5 See Chapter 7 Trustee’s Objection to Motion of Urthbox, Inc. to: (I) Dismiss Adversary Complaint; (II) Compel Arbitration; and/or Stay Complaint in Lieu of Answer [AP ECF No. 26].

6 Defendant’s Reply to Chapter 7 Trustee’s Objection to Motion of Urthbox, Inc.; (I) Dismiss Adverversary [sic] Complaint; (II) Compel Arbitration; and/or Stay Complaint in Lieu of Answer [AP ECF No. 27].

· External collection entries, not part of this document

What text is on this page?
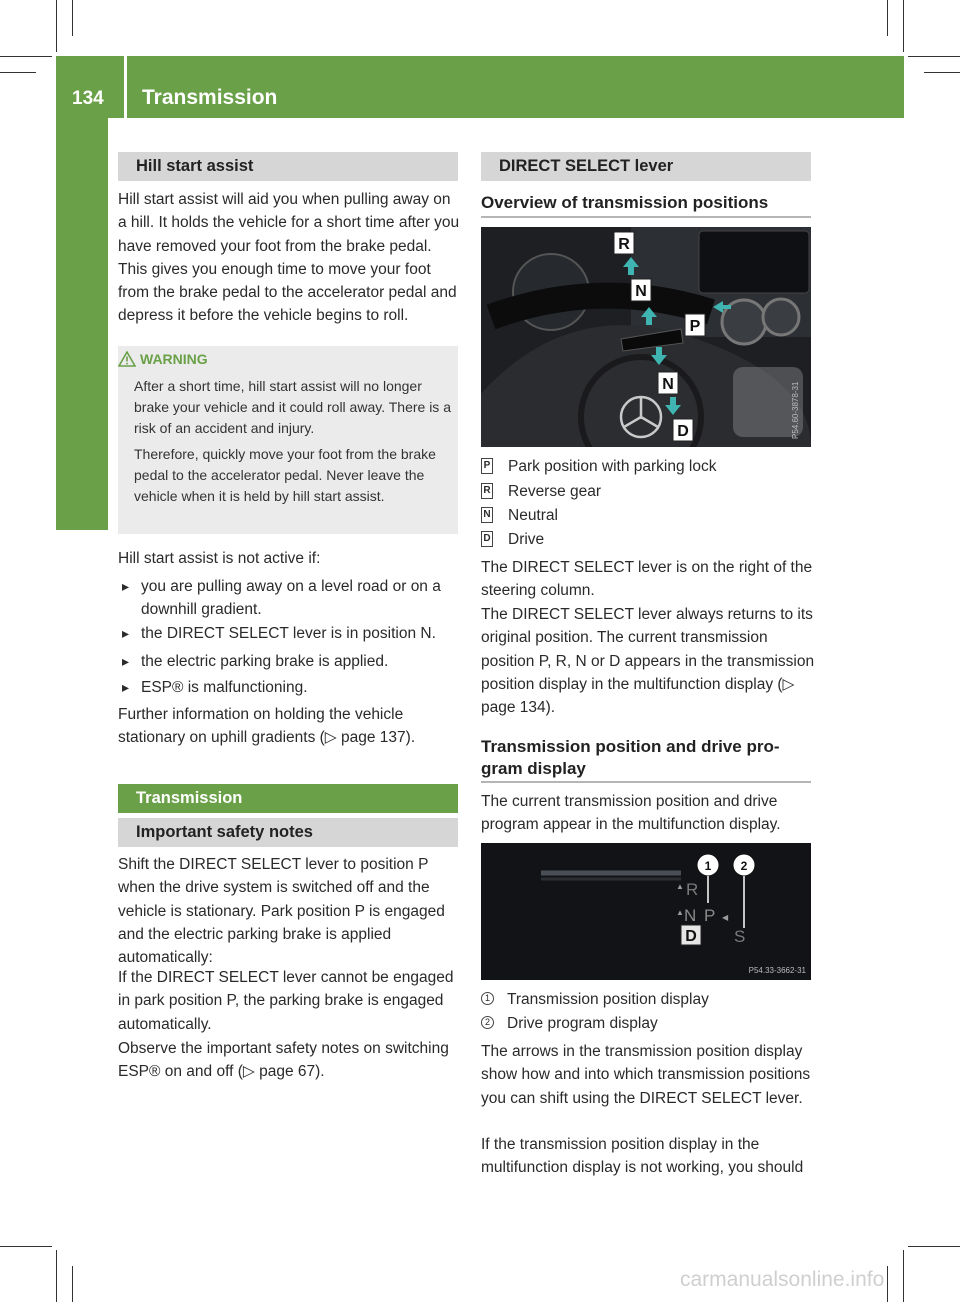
134 Transmission
Driving and parking	Hill start assist
Hill start assist will aid you when pulling away on a hill. It holds the vehicle for a short time after you have removed your foot from the brake pedal. This gives you enough time to move your foot from the brake pedal to the accelerator pedal and depress it before the vehicle begins to roll.
WARNING
After a short time, hill start assist will no longer brake your vehicle and it could roll away. There is a risk of an accident and injury.
Therefore, quickly move your foot from the brake pedal to the accelerator pedal. Never leave the vehicle when it is held by hill start assist.
Hill start assist is not active if:
▸ you are pulling away on a level road or on a downhill gradient.
▸ the DIRECT SELECT lever is in position N.
▸ the electric parking brake is applied.
▸ ESP® is malfunctioning.
Further information on holding the vehicle stationary on uphill gradients (▷ page 137).
Transmission
Important safety notes
Shift the DIRECT SELECT lever to position P when the drive system is switched off and the vehicle is stationary. Park position P is engaged and the electric parking brake is applied automatically:
If the DIRECT SELECT lever cannot be engaged in park position P, the parking brake is engaged automatically.
Observe the important safety notes on switching ESP® on and off (▷ page 67).
DIRECT SELECT lever
Overview of transmission positions
R
N
P
N
D	P54.60-3878-31
P Park position with parking lock
R Reverse gear
N Neutral
D Drive
The DIRECT SELECT lever is on the right of the steering column.
The DIRECT SELECT lever always returns to its original position. The current transmission position P, R, N or D appears in the transmission position display in the multifunction display (▷ page 134).
Transmission position and drive pro-
gram display
The current transmission position and drive program appear in the multifunction display.
1 2
▲ R
▲ N P ◀
D S
P54.33-3662-31
1 Transmission position display
2 Drive program display
The arrows in the transmission position display show how and into which transmission positions you can shift using the DIRECT SELECT lever.
If the transmission position display in the multifunction display is not working, you should
carmanualsonline.info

2 Jurisdiction The Court has jurisdiction over this matter pursuant to 28 U.S.C. §§ 1334 and 157(a) and (b)(1) and the Amended Standing Order of Reference dated January 31, 2012 (Preska, C.J.). This is a core proceeding pursuant to 28 U.S.C. § 157(b)(2). Facts7

Background On or about April 10, 2013, the Principals, acting as equal members, formed the Debtor as a Delaware Limited Liability Company. See Am. Complt. ¶ 12. Beginning in or about 2013, the Debtor operated a subscription-based, as well as a “one-time purchase,” snack food box delivery service. See id. ¶ 13. To that end, it solicited subscribers and customers to purchase boxes of food and snacks sourced from a variety of different countries “around the world,” and then sent them on a monthly or one-time basis to its subscribers or customers to “Try the World.” See id. The Trustee maintains that the Debtor “operated a successful business” and as support points to the following:

(i) In 2016 the Debtor had gross revenue of over $14,023,294.00. (ii) By 2017 the Debtor had over 35,000 customers, a vast social media following, valuable intellectual property assets, including good will, and assets of $2,791,745 and liabilities of $2,627,771, including over $1.2 million of deferred revenue in the form of advance customer payments for the Debtor’s products. (iii) In June 2017, the Debtor solicited and obtained new equity investments of an additional $865,707.95.